PRESIDENTE. Ma i lavori della Commissione devono seguire una procedura; tra l'altro, per esempio, solo adesso apprendo di tale precedente incontro.

FILIPPO ASCIERTO, Relatore. Presidente, mi faccia parlare...

PRESIDENTE. Sì, ma non deve entrare nel merito dell'esame dell'emendamento in questione; emendamento del quale, tra l'altro, ignoro il contenuto.

FILIPPO ASCIERTO, Relatore. Non entrerò nel merito; non è possibile accettare questa proposta emendativa perché...

PRESIDENTE. Scusi, onorevole Ascierto, forse non mi sono spiegato. Che non sia possibile accettarla, lo diremo nel momento in cui, essendo scaduto il termine per la presentazione, la proposta emendativa sarà stata effettivamente presentata.

FILIPPO ASCIERTO, Relatore.

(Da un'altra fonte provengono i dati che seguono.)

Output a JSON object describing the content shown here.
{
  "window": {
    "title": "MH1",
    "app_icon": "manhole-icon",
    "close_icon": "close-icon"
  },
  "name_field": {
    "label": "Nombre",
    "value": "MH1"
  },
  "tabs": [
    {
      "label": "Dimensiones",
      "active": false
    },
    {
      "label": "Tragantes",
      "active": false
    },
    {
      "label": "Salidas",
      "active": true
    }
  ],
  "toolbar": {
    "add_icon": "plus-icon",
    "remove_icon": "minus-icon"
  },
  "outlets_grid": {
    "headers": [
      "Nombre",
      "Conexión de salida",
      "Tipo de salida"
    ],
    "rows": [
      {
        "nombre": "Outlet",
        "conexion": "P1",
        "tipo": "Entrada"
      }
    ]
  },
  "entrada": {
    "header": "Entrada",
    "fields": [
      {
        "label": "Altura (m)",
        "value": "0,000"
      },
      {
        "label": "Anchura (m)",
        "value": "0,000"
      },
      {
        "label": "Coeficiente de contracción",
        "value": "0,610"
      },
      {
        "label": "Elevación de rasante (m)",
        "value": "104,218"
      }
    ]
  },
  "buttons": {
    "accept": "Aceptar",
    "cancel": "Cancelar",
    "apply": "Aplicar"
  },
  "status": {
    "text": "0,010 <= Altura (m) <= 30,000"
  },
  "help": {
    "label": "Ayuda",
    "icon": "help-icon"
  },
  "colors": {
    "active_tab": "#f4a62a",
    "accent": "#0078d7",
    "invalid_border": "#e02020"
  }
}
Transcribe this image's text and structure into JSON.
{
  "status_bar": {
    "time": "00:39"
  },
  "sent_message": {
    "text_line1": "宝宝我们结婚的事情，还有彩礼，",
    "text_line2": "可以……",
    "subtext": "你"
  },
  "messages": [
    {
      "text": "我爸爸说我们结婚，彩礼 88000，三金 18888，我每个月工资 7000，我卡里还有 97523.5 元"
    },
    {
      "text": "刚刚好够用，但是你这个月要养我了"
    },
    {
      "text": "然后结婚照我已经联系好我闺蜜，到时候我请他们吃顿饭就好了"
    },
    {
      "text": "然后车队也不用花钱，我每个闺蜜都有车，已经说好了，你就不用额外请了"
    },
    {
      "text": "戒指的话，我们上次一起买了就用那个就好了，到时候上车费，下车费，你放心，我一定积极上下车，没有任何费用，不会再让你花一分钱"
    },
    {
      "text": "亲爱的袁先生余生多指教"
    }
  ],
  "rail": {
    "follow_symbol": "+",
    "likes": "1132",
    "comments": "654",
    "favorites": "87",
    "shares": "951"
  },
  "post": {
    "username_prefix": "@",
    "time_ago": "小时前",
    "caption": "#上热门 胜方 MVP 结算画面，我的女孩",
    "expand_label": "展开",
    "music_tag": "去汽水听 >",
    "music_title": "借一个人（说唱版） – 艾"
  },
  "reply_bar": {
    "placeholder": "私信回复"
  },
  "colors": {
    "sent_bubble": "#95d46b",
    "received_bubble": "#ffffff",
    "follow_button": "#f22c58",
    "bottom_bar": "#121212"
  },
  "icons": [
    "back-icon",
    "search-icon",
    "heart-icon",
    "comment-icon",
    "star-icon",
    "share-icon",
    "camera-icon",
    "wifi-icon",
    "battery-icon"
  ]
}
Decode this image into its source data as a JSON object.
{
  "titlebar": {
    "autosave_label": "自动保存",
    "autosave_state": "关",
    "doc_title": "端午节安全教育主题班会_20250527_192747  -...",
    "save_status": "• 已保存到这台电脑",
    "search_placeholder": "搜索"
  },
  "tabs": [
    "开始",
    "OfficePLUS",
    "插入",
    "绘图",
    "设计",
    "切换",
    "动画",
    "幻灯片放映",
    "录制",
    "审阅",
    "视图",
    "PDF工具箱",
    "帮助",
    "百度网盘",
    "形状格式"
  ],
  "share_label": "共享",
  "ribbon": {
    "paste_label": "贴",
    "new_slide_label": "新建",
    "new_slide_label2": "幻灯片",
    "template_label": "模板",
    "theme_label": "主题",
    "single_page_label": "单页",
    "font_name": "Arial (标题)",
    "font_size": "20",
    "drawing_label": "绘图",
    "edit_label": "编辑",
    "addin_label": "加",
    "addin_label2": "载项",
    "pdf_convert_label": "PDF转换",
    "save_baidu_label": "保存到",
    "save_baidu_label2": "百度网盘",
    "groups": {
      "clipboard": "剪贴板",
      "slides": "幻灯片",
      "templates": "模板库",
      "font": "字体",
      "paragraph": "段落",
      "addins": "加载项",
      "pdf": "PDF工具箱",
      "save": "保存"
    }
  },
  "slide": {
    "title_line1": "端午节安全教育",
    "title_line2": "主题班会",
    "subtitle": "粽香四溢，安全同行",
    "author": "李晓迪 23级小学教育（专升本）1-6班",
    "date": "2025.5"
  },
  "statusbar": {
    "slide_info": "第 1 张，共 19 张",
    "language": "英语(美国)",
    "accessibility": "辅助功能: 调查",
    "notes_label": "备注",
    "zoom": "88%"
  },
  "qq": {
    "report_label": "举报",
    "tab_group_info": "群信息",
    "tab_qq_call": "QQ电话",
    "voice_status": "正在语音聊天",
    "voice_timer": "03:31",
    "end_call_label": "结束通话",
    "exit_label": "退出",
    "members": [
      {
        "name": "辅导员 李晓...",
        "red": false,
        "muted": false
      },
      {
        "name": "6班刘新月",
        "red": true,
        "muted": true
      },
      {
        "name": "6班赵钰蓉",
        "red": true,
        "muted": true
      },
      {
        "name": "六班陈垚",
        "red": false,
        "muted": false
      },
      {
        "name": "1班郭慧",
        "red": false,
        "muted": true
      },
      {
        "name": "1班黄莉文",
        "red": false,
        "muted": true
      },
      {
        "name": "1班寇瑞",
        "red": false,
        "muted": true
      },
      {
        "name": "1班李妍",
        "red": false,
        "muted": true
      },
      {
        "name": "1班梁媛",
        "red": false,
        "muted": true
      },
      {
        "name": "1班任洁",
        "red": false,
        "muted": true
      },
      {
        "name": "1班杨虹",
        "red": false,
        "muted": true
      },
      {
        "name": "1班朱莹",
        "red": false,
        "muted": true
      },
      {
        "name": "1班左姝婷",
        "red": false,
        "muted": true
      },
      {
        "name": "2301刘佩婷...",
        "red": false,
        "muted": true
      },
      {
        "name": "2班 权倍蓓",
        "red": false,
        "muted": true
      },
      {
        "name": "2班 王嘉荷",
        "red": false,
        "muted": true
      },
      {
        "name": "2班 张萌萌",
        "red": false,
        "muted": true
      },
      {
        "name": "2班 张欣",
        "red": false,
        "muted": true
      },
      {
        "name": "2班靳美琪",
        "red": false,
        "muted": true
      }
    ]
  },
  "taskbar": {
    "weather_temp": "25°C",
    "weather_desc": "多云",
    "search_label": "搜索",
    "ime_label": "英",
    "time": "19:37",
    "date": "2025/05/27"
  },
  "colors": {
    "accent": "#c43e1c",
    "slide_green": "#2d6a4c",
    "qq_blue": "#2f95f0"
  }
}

Non ho potuto accettare alcuna proposta...

PRESIDENTE. Scusi, onorevole Ascierto, pur non potendo accettare alcuna proposta, lei ha condotto un confronto in separata sede; continui ad avere contatti in separata sede: la Commissione non intende assistere a tali discussioni. Lei è il relatore, ne ha la figura e, come tale, si esprimerà nel momento in cui verrà presentata la proposta emendativa. Altri confronti, ovviamente, sono legittimi, ma non ora e in questa sede.

FILIPPO ASCIERTO, Relatore. In tal caso, presidente, le chiederei se fosse possibile sospendere la seduta per cinque minuti.

GIUSEPPE LUMIA. Signor presidente, poc'anzi, l'onorevole Minniti ha sollevato alcune questioni molto serie; quanto lei ha testé dichiarato potrebbe, in ipotesi, sembrare piuttosto la risposta della maggioranza, ed in particolare del relatore, anziché la posizione espressa dal presidente della Commissione. L'onorevole Minniti ha posto una questione attinente al rapporto tra opposizione e maggioranza circa una proposta emendativa la cui approvazione è fondamentale al fine di stabilire se la sede legislativa può essere ancora il tipo di procedura da utilizzare per approvare il testo. Dunque, signor presidente, anziché discutere se gli emendamenti rechino più danno all'economia dei lavori ovvero ai soggetti interessati, anziché intervenire a nome della maggioranza, lasci che la maggioranza stessa, ed in modo particolare il relatore, esprimano la loro posizione. Solo così potremo effettuare le nostre valutazioni.

PRESIDENTE. Onorevole Lumia, abbia pazienza; quanto ho dichiarato è assolutamente di mia pertinenza. È alla mia persona che l'opposizione e la maggioranza danno il consenso per l'esame in sede legislativa; quindi, non si tratta di consentire una discussione tra maggioranza ed opposizione. Sono i gruppi a decidere di dare o meno la disponibilità per la sede legislativa; ebbene, nel caso di specie, tale disponibilità era stata espressa ma l'onorevole Minniti mi ha ricordato come vi fosse stato un pour parler pienamente legittimo. Sono seguite le mie dichiarazioni, del tutto corrette; se avete avuto occasione di confrontarvi, non ho nulla in contrario ma ciò non fa parte della gestione dei lavori della Commissione. Quindi, vi lascio liberi di discutere e di decidere; bene potete discuterne in separata sede da ora sino a quando verrà presentata la proposta emendativa. La decisione circa la proposta medesima verrà comunque presa allora.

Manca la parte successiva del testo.